When a person in power (a manager or supervisor) abuses that power over a less powerful employee, we call that workplace abuse or workplace bullying. Most bullying — generally rooted in the one with power feeling threatened by a competent, ethical subordinate — involves undermining confidence and performance by isolating and putting the target down. Abuse of power generally takes the form of verbal abuse or sabotage but can involve any form of physical, mental, social, electronic, political, or financial mistreatment.
It's an epidemic that affects as much as 90 percent of the working population during their careers. (That's not a typo.)
The abuse may take the form of public ridicule, disrespect, overwork, and overcontrol, including:
Teasing, sarcasm, name-calling, slandering, and ridiculing a person
Put-downs and insults
Getting in someone’s personal space
Sending nasty emails
Angry outbursts, such as screaming or swearing
Persistent abusive phone calls, voicemails, emails, or postings to or about another person
Excessive criticism, reprimands, and repeated reminders of errors or mistakes
Hints or signals from others that someone should quit his or her job without cause
Destructive gossip, rumors, or innuendo
Offensive jokes or inappropriate statements
Making up accusations against an employee
Unfairly denying personal leave or job training
Intimidating behavior such as finger-pointing, physical pushing, shoving, slamming doors, or throwing things
Non-verbal threatening gestures
Abuse doesn’t have to be obvious. It can be quite subtle. Just as destructive as overt bullying behavior is the intentional sabotage of another’s work, including:
Assigning impossible deadlines and giving unreasonable workloads
Micromanaging and unnecessarily controlling an employee’s work
Having key areas of responsibility removed or replaced with more trivial or unpleasant tasks
Undermining an employee’s reputation behind his or her back
Unrealistic work demands
Removing tasks crucial for one’s job with no explanation
Purposely giving inconsistent instructions
Changing hours or schedules to make life more difficult
Deliberately withholding information needed to be effective at work
Blowing off accomplishments
Excluding an employee from important emails, meetings, or social functions
Pressuring others to not take advantage of benefits to which they are entitled
Taking credit for others’ work
Engaging in office politics in a manner that is hurtful, manipulative, and unethical
Going into personal belongings and supplies
Giving bogus performance reviews to convince the target he or she is a problem
Bullying can be repetitive or one-off events.

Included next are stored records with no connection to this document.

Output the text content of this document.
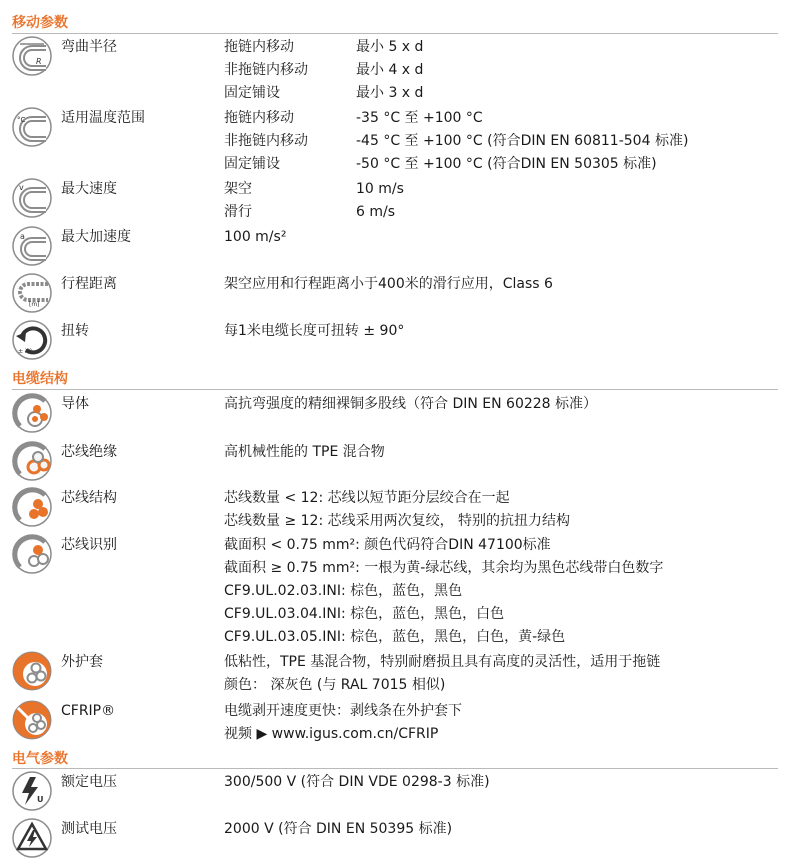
移动参数
R
弯曲半径	拖链内移动	最小 5 x d
非拖链内移动	最小 4 x d
固定铺设	最小 3 x d
°C	适用温度范围	拖链内移动	-35 °C 至 +100 °C
非拖链内移动	-45 °C 至 +100 °C (符合DIN EN 60811-504 标准)
固定铺设	-50 °C 至 +100 °C (符合DIN EN 50305 标准)
v	最大速度	架空	10 m/s
滑行	6 m/s
a	最大加速度	100 m/s²
[m]
行程距离	架空应用和行程距离小于400米的滑行应用，Class 6
± X°
扭转	每1米电缆长度可扭转 ± 90°
电缆结构
导体	高抗弯强度的精细裸铜多股线（符合 DIN EN 60228 标准）
芯线绝缘	高机械性能的 TPE 混合物
芯线结构	芯线数量 < 12: 芯线以短节距分层绞合在一起
芯线数量 ≥ 12: 芯线采用两次复绞， 特别的抗扭力结构
芯线识别	截面积 < 0.75 mm²: 颜色代码符合DIN 47100标准
截面积 ≥ 0.75 mm²: 一根为黄-绿芯线，其余均为黑色芯线带白色数字
CF9.UL.02.03.INI: 棕色，蓝色，黑色
CF9.UL.03.04.INI: 棕色，蓝色，黑色，白色
CF9.UL.03.05.INI: 棕色，蓝色，黑色，白色，黄-绿色
外护套	低粘性，TPE 基混合物，特别耐磨损且具有高度的灵活性，适用于拖链
颜色： 深灰色 (与 RAL 7015 相似)
CFRIP®	电缆剥开速度更快：剥线条在外护套下
视频 ▶ www.igus.com.cn/CFRIP
电气参数
U
额定电压	300/500 V (符合 DIN VDE 0298-3 标准)
测试电压	2000 V (符合 DIN EN 50395 标准)
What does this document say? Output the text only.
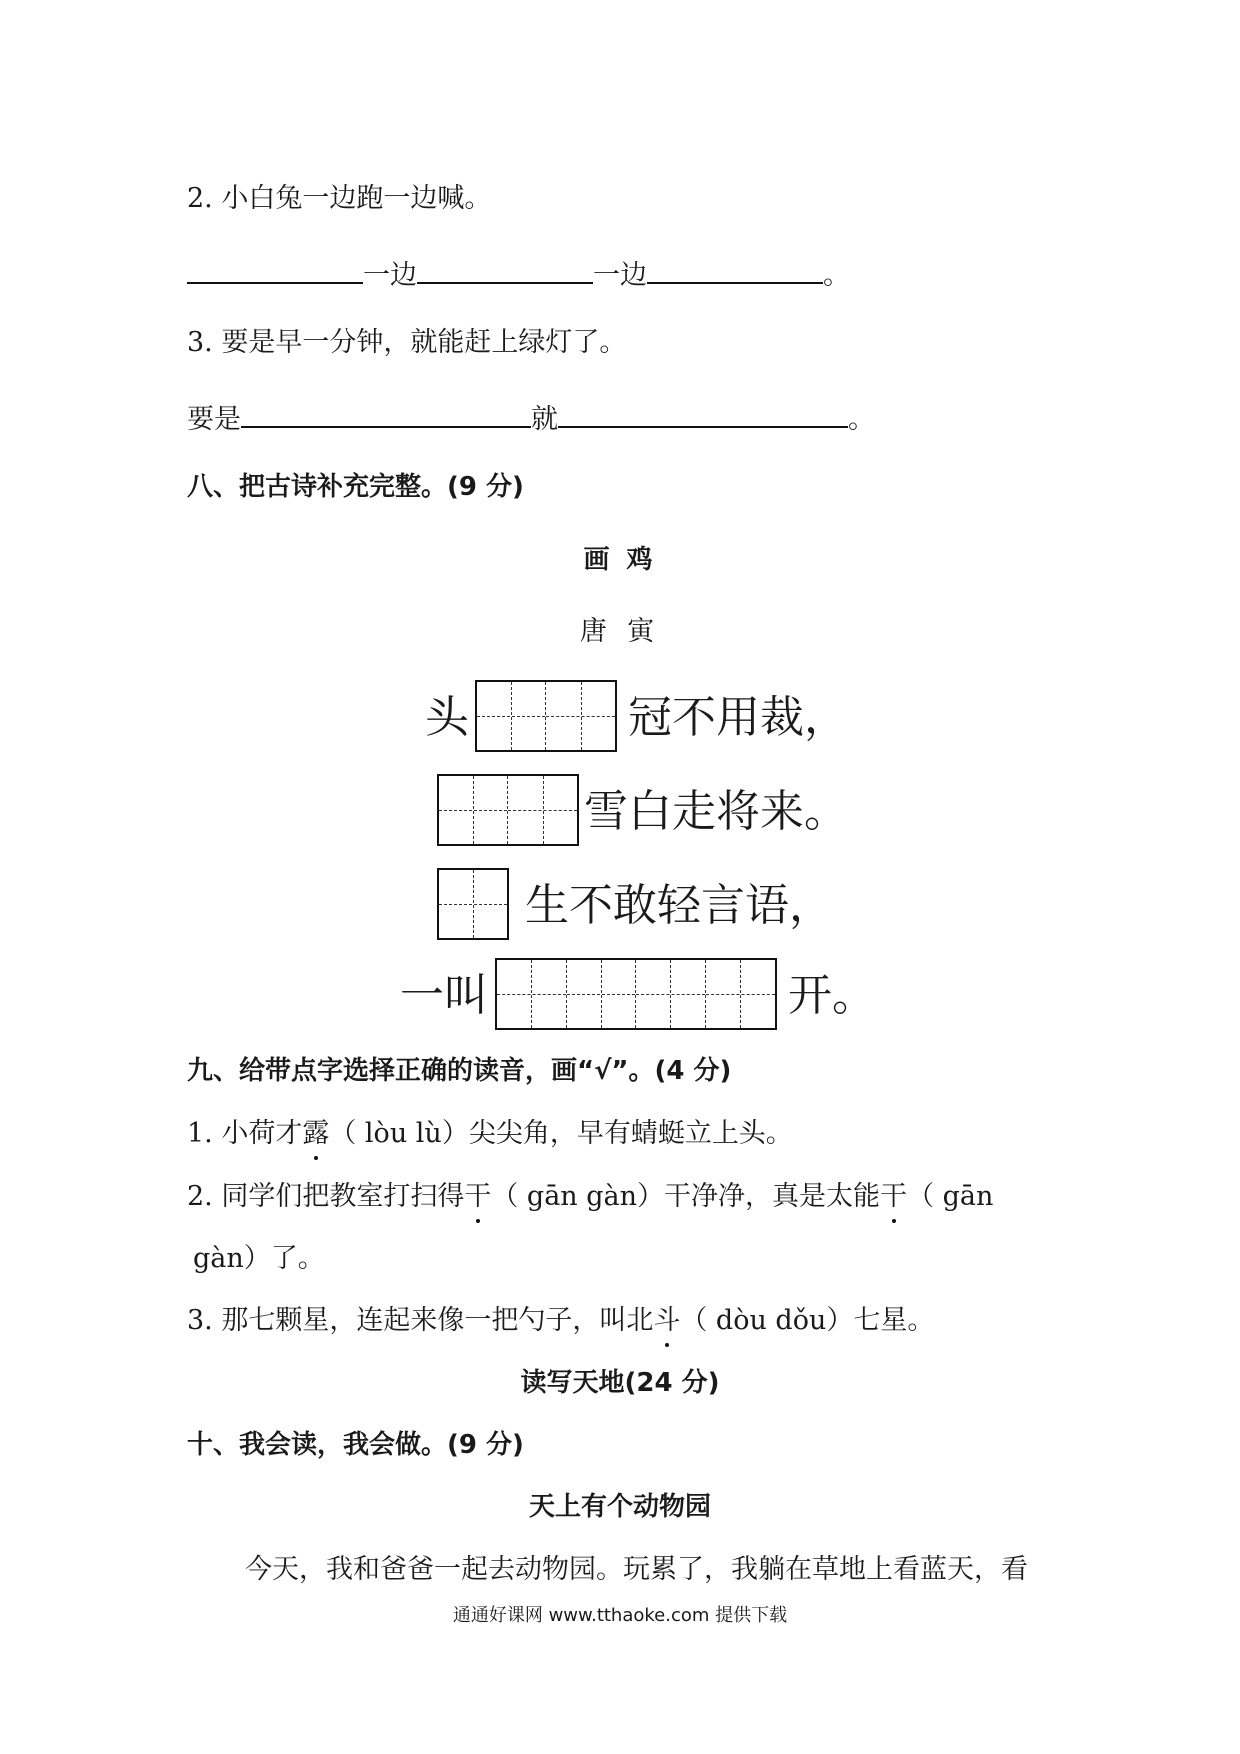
2. 小白兔一边跑一边喊。
一边	一边	。
3. 要是早一分钟，就能赶上绿灯了。
要是	就	。
八、把古诗补充完整。(9 分)
画 鸡
唐 寅
头	冠不用裁，
雪白走将来。
生不敢轻言语，
一叫	开。
九、给带点字选择正确的读音，画“√”。(4 分)
1. 小荷才露（ lòu lù）尖尖角，早有蜻蜓立上头。
2. 同学们把教室打扫得干（ gān gàn）干净净，真是太能干（ gān
gàn）了。
3. 那七颗星，连起来像一把勺子，叫北斗（ dòu dǒu）七星。
读写天地(24 分)
十、我会读，我会做。(9 分)
天上有个动物园
今天，我和爸爸一起去动物园。玩累了，我躺在草地上看蓝天，看
通通好课网 www.tthaoke.com 提供下载
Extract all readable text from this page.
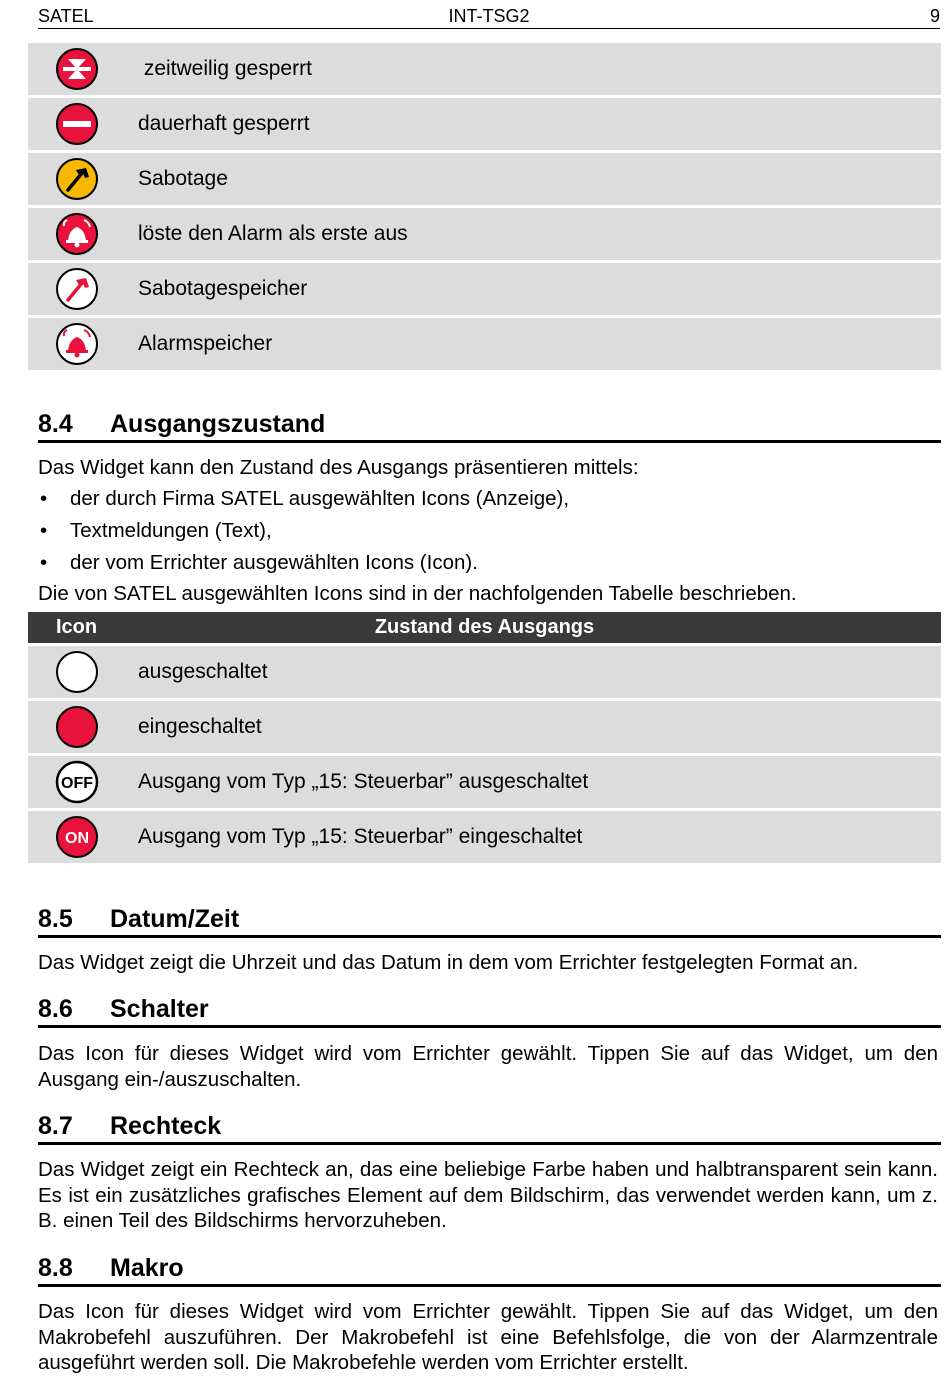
SATEL	INT-TSG2	9
zeitweilig gesperrt
dauerhaft gesperrt
Sabotage
löste den Alarm als erste aus
Sabotagespeicher
Alarmspeicher
8.4 Ausgangszustand
Das Widget kann den Zustand des Ausgangs präsentieren mittels:
• der durch Firma SATEL ausgewählten Icons (Anzeige),
• Textmeldungen (Text),
• der vom Errichter ausgewählten Icons (Icon).
Die von SATEL ausgewählten Icons sind in der nachfolgenden Tabelle beschrieben.
Zustand des Ausgangs
Icon
ausgeschaltet
eingeschaltet
OFF Ausgang vom Typ „15: Steuerbar” ausgeschaltet
ON Ausgang vom Typ „15: Steuerbar” eingeschaltet
8.5 Datum/Zeit
Das Widget zeigt die Uhrzeit und das Datum in dem vom Errichter festgelegten Format an.
8.6 Schalter
Das Icon für dieses Widget wird vom Errichter gewählt. Tippen Sie auf das Widget, um den Ausgang ein-/auszuschalten.
8.7 Rechteck
Das Widget zeigt ein Rechteck an, das eine beliebige Farbe haben und halbtransparent sein kann. Es ist ein zusätzliches grafisches Element auf dem Bildschirm, das verwendet werden kann, um z. B. einen Teil des Bildschirms hervorzuheben.
8.8 Makro
Das Icon für dieses Widget wird vom Errichter gewählt. Tippen Sie auf das Widget, um den Makrobefehl auszuführen. Der Makrobefehl ist eine Befehlsfolge, die von der Alarmzentrale ausgeführt werden soll. Die Makrobefehle werden vom Errichter erstellt.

A 2012 survey by CareerBuilder found that:
Much like domestic abuse, workplace abuse is rooted in power and control. It can be obvious — in cases of screaming public humiliation, disciplining or taking away work without cause, and put-downs — or subtle — in cases of exclusion, behind-the-back sabotage, gossip, minimizing achievements, creating unreasonable workloads, going into personal belongings, and withholding resources.
The abuse often escalates: the abuser misrepresents an issue to others to get them to side with them, leaving the target isolated.
What's worse: targets are generally competent workers whose skills and ethics pose a threat to abusers.
When employers allow workplace abuse to fester, they allow abusers' personal agendas to take priority over the needs of their organizations.
Workplace abuse isn't just a bad day at work. Employers must still manage, including toxic behavior.
When we talk about workplace abuse, we don't mean enforcing existing policies, evaluating performance fairly, giving honest feedback, and denying requests and disciplining with just cause. Employers should be allowed to address problem behavior in a fair way.
Behavior becomes abuse when it's done without just cause and instead out of love of power and control.
Abusers abuse to take away power from those whose competence and ethics pose a threat to them. They often aim to boost their own images at the expense of those who look good based on their own merit. The root of their behavior is low self-image.
When confronted, they don't take responsibility for their actions.